July 15,2003

Statement of Senator Max Baucus Hearing on International Competitiveness:The View Beyond

Today’s hearing takes us one step closer to streamlining our sprawling international tax
laws. More than a year ago, Senators Graham, Hatch, Grassley, and I formed an International Tax
Working Group. The Working Group was put together to review our international tax laws and
make recommendations for improvement.

We focused on simplification of these laws, so that U.S.-based multinationals could compete
in the global economy. Achieving this goal will encourage American companies to remain in this
country, while creating jobs and promoting economic growth. Our international tax laws have not
kept up with the increased globalization of the economy. The Working Group has made great
strides toward pinpointing areas for reform. And I am pleased that these efforts reinforce the
objectives Senator Hatch and I have made in the past.

And I am also pleased that today’s hearing turns an eye towards simplification. Today we
will address such complex tax laws as - anti-deferral regimes, the foreign tax credit and sourcing
and allocation rules. Reform in these areas would have a significant effect on U.S. companies
competing in the global marketplace. At last week’s hearing, we heard testimony about the decline
of the manufacturing sector and ways to help industry. Providing incentives to reverse this decline
and keep manufacturing jobs in the U.S. is not inconsistent with reforming our international tax
rules and making corporations more competitive.

Mr. Chairman, it is critically important to have laws that benefit, rather than penalize, U.S.
corporations competing globally with foreign counterparts. International tax reform is about
keeping jobs in America. And we need to ensure that the United States provides an environment
that U.S. corporations want to conduct business in - not an environment American businesses
choose to flee. Common sense would indicate that the more corporations headquartered – and
incorporated – in the U.S., the more jobs we have here at home.

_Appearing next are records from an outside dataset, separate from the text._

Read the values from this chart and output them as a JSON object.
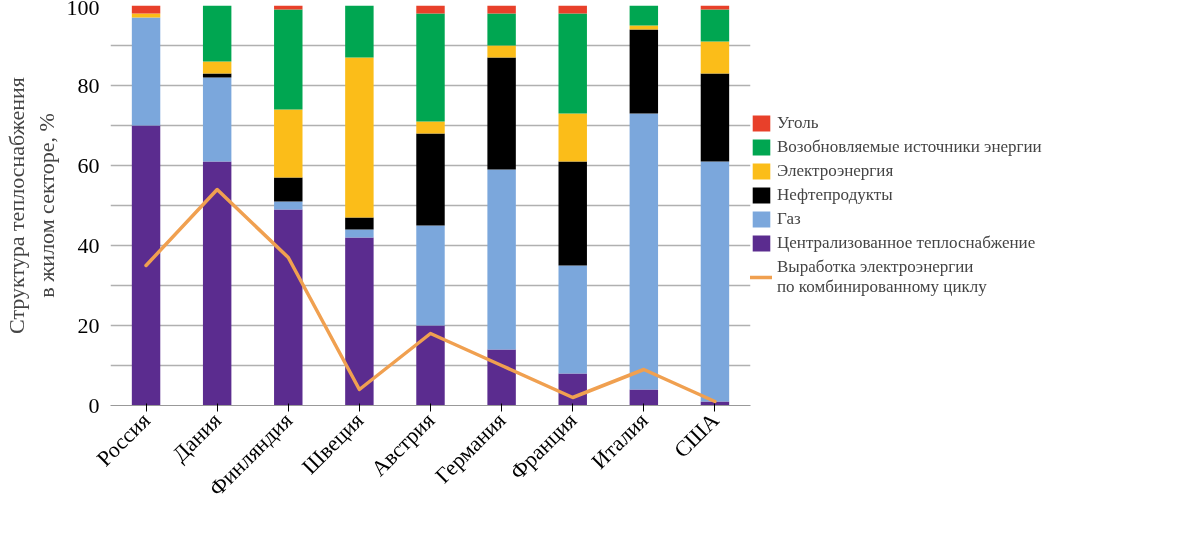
{
  "chart_data": {
    "type": "bar",
    "stacked": true,
    "ylabel": "Структура теплоснабжения\nв жилом секторе, %",
    "categories": [
      "Россия",
      "Дания",
      "Финляндия",
      "Швеция",
      "Австрия",
      "Германия",
      "Франция",
      "Италия",
      "США"
    ],
    "series": [
      {
        "name": "Централизованное теплоснабжение",
        "color": "#5b2c8f",
        "values": [
          70,
          61,
          49,
          42,
          20,
          14,
          8,
          4,
          1
        ]
      },
      {
        "name": "Газ",
        "color": "#7ba7dc",
        "values": [
          27,
          21,
          2,
          2,
          25,
          45,
          27,
          69,
          60
        ]
      },
      {
        "name": "Нефтепродукты",
        "color": "#000000",
        "values": [
          0,
          1,
          6,
          3,
          23,
          28,
          26,
          21,
          22
        ]
      },
      {
        "name": "Электроэнергия",
        "color": "#fbbd19",
        "values": [
          1,
          3,
          17,
          40,
          3,
          3,
          12,
          1,
          8
        ]
      },
      {
        "name": "Возобновляемые источники энергии",
        "color": "#00a651",
        "values": [
          0,
          14,
          25,
          13,
          27,
          8,
          25,
          5,
          8
        ]
      },
      {
        "name": "Уголь",
        "color": "#e8402a",
        "values": [
          2,
          0,
          1,
          0,
          2,
          2,
          2,
          0,
          1
        ]
      },
      {
        "name": "Выработка электроэнергии\nпо комбинированному циклу",
        "type": "line",
        "color": "#f0a050",
        "values": [
          35,
          54,
          37,
          4,
          18,
          10,
          2,
          9,
          1
        ]
      }
    ],
    "ylim": [
      0,
      100
    ],
    "yticks": [
      0,
      {
        "value": 10,
        "label": null
      },
      20,
      {
        "value": 30,
        "label": null
      },
      40,
      {
        "value": 50,
        "label": null
      },
      60,
      {
        "value": 70,
        "label": null
      },
      80,
      {
        "value": 90,
        "label": null
      },
      100
    ],
    "grid": "y",
    "legend": "right",
    "line_style": "solid",
    "marker": "none"
  }
}
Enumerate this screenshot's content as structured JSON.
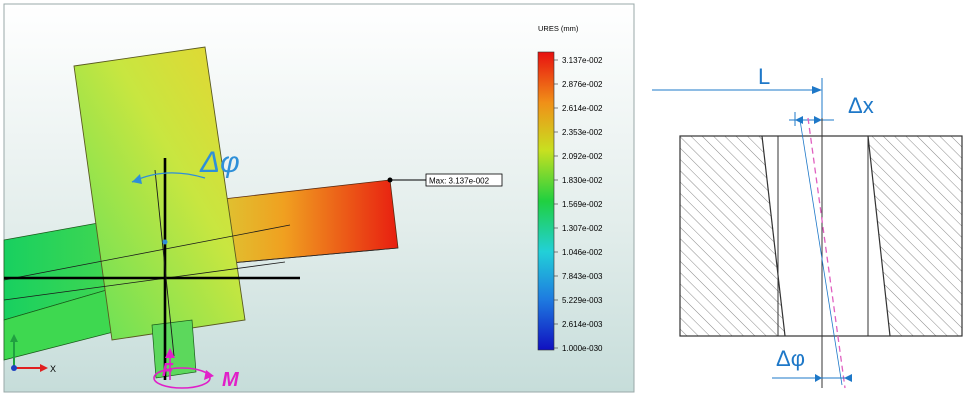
{
  "fea_view": {
    "legend": {
      "title": "URES (mm)",
      "ticks": [
        "3.137e-002",
        "2.876e-002",
        "2.614e-002",
        "2.353e-002",
        "2.092e-002",
        "1.830e-002",
        "1.569e-002",
        "1.307e-002",
        "1.046e-002",
        "7.843e-003",
        "5.229e-003",
        "2.614e-003",
        "1.000e-030"
      ]
    },
    "max_label": "Max: 3.137e-002",
    "angle_label": "Δφ",
    "force_label": "F",
    "moment_label": "M",
    "axis_x_label": "X",
    "colors": {
      "accent": "#2E8FD8",
      "load": "#E020C8"
    }
  },
  "schematic": {
    "length_label": "L",
    "offset_label": "Δx",
    "angle_label": "Δφ",
    "colors": {
      "dimension": "#1E78C8",
      "tilt": "#E060C0"
    }
  }
}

Department of Commerce data shows that in 1999 U.S. multinationals employed over 21
million people in the United States - out of a workforce of 130 million. In 2000, foreign affiliates of
U.S. companies purchased $203 billion of goods from U.S. sources, while domestic operations of
U.S. multinationals exported $236 billion to other foreign customers. Thus, U.S. multinationals
accounted for $439 billion of merchandise exports in 2000, or about two-thirds of overall U.S.
merchandise exports.

But we don’t want to enact laws that will encourage companies to move operations offshore
to avoid taxes. Rather, we want to take advantage of this opportunity to review the U.S. system of
international taxation, make modifications where appropriate, eliminate overlap and simplify where
possible. Mr. Chairman, I want to thank you for holding this hearing today. And, I want to thank
Senators Graham and Hatch for their continuing efforts in the area of international tax reform.
I look forward to hearing from our witnesses on this important and timely issue.